The file describes the main differences between the second and third versions of the data library.

1) We have retrieved additional variables (those with beginning with oth_). These variables correspond to various job characteristics, including: the hours of the job (both the total number and the actual schedule), whether the applicant is asked for a salary history.

2) We have modified description (now called description_new), the variable which contains the job title of the ad. We have combined near-identical job titles: removing words relating to salaries, locations, or hours that previously appeared in the job title field; standardizing acronyms; combining male-specific and female-specific job titles (e.g., host versus hostess). In addition, we have constructed a new variable, description_new_miss, which is equal to 1 if what appears in the job title field likely does not refer to an actual job title. For instance "vets" could conceivably refer to a veterinarian, but almost always in practice refers to a war veteran (i.e., asking war veterans to apply.)
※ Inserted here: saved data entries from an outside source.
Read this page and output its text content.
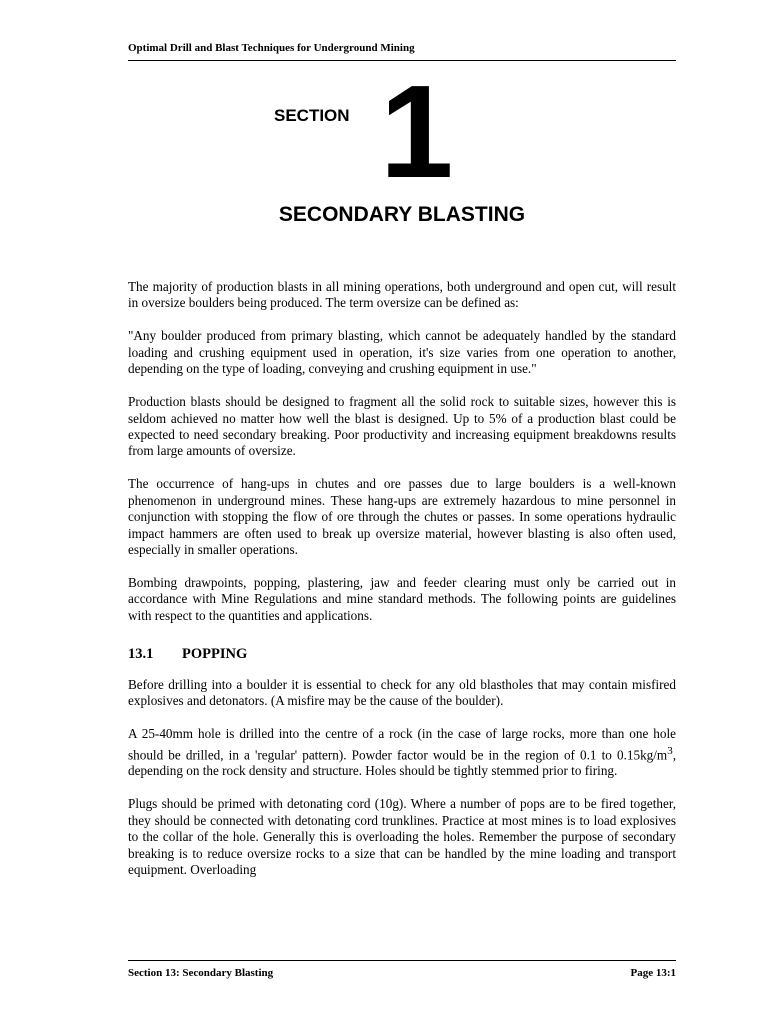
Optimal Drill and Blast Techniques for Underground Mining
SECTION 1
SECONDARY BLASTING

The majority of production blasts in all mining operations, both underground and open cut, will result in oversize boulders being produced. The term oversize can be defined as:

"Any boulder produced from primary blasting, which cannot be adequately handled by the standard loading and crushing equipment used in operation, it's size varies from one operation to another, depending on the type of loading, conveying and crushing equipment in use."

Production blasts should be designed to fragment all the solid rock to suitable sizes, however this is seldom achieved no matter how well the blast is designed. Up to 5% of a production blast could be expected to need secondary breaking. Poor productivity and increasing equipment breakdowns results from large amounts of oversize.

The occurrence of hang-ups in chutes and ore passes due to large boulders is a well-known phenomenon in underground mines. These hang-ups are extremely hazardous to mine personnel in conjunction with stopping the flow of ore through the chutes or passes. In some operations hydraulic impact hammers are often used to break up oversize material, however blasting is also often used, especially in smaller operations.

Bombing drawpoints, popping, plastering, jaw and feeder clearing must only be carried out in accordance with Mine Regulations and mine standard methods. The following points are guidelines with respect to the quantities and applications.

13.1 POPPING

Before drilling into a boulder it is essential to check for any old blastholes that may contain misfired explosives and detonators. (A misfire may be the cause of the boulder).

A 25-40mm hole is drilled into the centre of a rock (in the case of large rocks, more than one hole should be drilled, in a 'regular' pattern). Powder factor would be in the region of 0.1 to $0.15kg/m^3$, depending on the rock density and structure. Holes should be tightly stemmed prior to firing.

Plugs should be primed with detonating cord (10g). Where a number of pops are to be fired together, they should be connected with detonating cord trunklines. Practice at most mines is to load explosives to the collar of the hole. Generally this is overloading the holes. Remember the purpose of secondary breaking is to reduce oversize rocks to a size that can be handled by the mine loading and transport equipment. Overloading

Section 13: Secondary Blasting	Page 13:1
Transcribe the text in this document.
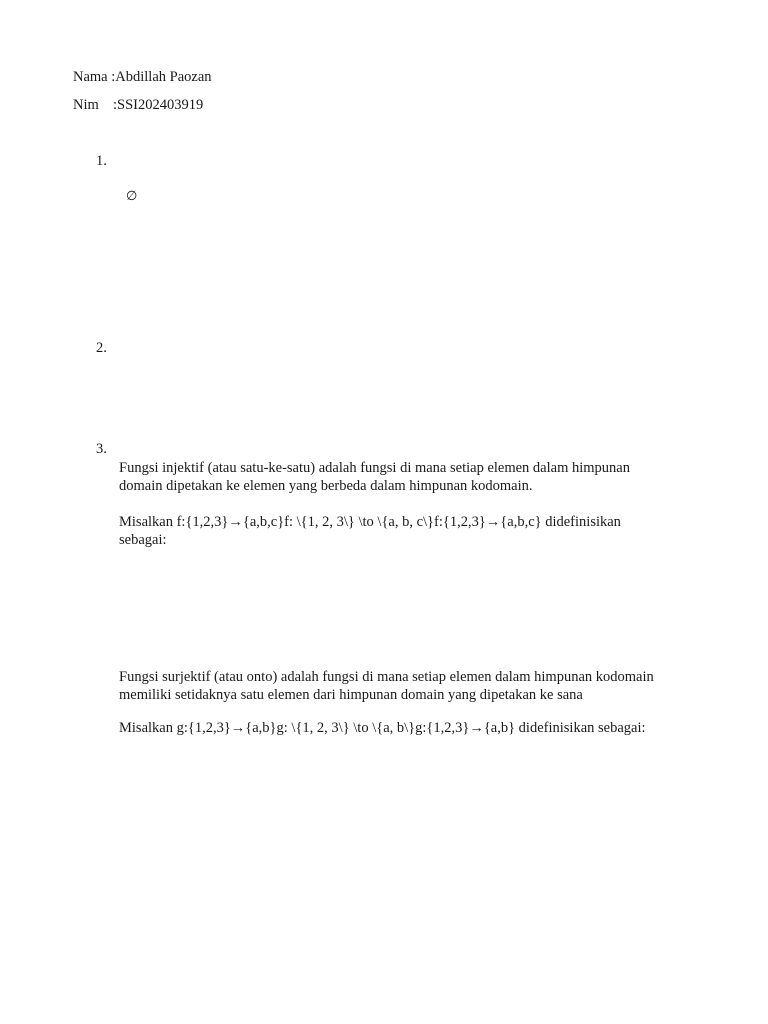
Nama :Abdillah Paozan
Nim :SSI202403919
1.
∅
2.
3.
Fungsi injektif (atau satu-ke-satu) adalah fungsi di mana setiap elemen dalam himpunan
domain dipetakan ke elemen yang berbeda dalam himpunan kodomain.
Misalkan f:{1,2,3}→{a,b,c}f: \{1, 2, 3\} \to \{a, b, c\}f:{1,2,3}→{a,b,c} didefinisikan
sebagai:
Fungsi surjektif (atau onto) adalah fungsi di mana setiap elemen dalam himpunan kodomain
memiliki setidaknya satu elemen dari himpunan domain yang dipetakan ke sana
Misalkan g:{1,2,3}→{a,b}g: \{1, 2, 3\} \to \{a, b\}g:{1,2,3}→{a,b} didefinisikan sebagai:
3) We have retrieved the SOC and OCC codes for job titles which appear only once in our data set. This drastically reduces the number of job ads for which the occupation code is missing.

4) We have uploaded two more disaggregated versions of our data set, separating observations by their source (i.e., whether the ad appeared as a as a Boston Globe classified ad, as a Boston Globe display ad, as a New York Times classified ad, as a New York Times display ad, or as a Wall Street Journal classified ad.)

5) We noticed that the text files that ProQuest delivered to us contained a small number of duplicate files (around 1.2 percent of the files delivered to us). We have removed the ads corresponding to these duplicate files.